While most Interstate Highway bridges are fully capable of handling the additional weight of these vehicles, some bridges - particularly those off the Interstate system - will have to be strengthened or replaced on an accelerated cycle in order to accommodate the vehicles.
ATA points out that there are no mandates in the bill; it only allows individual states to choose to authorize their use.
Nonetheless, the bill recognizes that additional bridge costs are possible, and vehicles authorized to operate under this legislation will be required to pay an additional fee, which ATA supports, and which will be dedicated to bridge investments in those states that authorize their use.

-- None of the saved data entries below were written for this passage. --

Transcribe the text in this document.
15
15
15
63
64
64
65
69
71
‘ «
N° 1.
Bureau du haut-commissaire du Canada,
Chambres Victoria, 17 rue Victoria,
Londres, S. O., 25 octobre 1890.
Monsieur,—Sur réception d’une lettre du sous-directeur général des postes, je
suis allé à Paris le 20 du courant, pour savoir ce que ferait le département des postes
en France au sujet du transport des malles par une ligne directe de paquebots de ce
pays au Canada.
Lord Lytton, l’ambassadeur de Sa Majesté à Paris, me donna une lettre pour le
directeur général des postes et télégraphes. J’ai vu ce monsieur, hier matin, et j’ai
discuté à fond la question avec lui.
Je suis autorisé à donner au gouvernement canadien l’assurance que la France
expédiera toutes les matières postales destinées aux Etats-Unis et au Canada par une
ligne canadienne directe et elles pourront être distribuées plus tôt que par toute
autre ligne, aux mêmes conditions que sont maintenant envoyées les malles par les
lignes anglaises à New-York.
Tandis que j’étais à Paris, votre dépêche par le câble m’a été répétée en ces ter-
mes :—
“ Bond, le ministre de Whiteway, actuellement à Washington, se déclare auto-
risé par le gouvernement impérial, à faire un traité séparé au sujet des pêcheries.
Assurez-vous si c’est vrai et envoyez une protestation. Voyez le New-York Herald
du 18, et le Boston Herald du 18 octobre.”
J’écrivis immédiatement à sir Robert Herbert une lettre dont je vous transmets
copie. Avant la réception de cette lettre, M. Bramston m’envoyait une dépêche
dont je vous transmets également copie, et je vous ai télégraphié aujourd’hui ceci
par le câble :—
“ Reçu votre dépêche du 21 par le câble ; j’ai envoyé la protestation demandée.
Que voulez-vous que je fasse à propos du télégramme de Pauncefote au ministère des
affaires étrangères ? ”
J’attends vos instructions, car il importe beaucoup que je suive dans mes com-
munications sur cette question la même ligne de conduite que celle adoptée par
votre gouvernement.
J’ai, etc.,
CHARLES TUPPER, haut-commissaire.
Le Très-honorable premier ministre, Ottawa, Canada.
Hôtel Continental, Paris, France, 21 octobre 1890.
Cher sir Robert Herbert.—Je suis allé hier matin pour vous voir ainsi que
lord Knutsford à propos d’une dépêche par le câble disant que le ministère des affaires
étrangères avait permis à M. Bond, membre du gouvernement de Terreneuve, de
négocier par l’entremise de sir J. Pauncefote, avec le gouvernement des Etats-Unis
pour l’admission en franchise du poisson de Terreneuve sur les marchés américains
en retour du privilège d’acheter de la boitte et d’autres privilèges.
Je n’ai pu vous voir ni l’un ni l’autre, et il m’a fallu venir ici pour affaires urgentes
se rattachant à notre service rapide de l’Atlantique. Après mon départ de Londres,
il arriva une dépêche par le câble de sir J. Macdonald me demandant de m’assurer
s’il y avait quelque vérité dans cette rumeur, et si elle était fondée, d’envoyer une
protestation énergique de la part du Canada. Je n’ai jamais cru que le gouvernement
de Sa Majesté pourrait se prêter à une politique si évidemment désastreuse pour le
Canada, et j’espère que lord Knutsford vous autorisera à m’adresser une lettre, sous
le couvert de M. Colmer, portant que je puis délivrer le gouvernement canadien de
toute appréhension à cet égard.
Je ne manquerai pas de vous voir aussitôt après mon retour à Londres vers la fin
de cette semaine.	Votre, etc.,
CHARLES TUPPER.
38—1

"As part of our Sustainability Initiative, ATA supports a number of reforms to federal truck size and weight regulation," said ATA President and CEO Bill Graves. "The use of more efficient trucks, such as those allowed under the bill, will significantly reduce the trucking industry's carbon output," he added. A recent study by the American Transportation Research Institute found that the 97,000-pound truck is 17 percent more fuel-efficient on a ton-mile basis than a truck with a gross weight of 80,000 pounds. This means 17 percent less carbon output and similar reductions in other pollutants.
The bill requires states to report safety and infrastructure cost impacts to the U.S. Secretary of Transportation, who is authorized to discontinue operations in a state if safety problems are detected.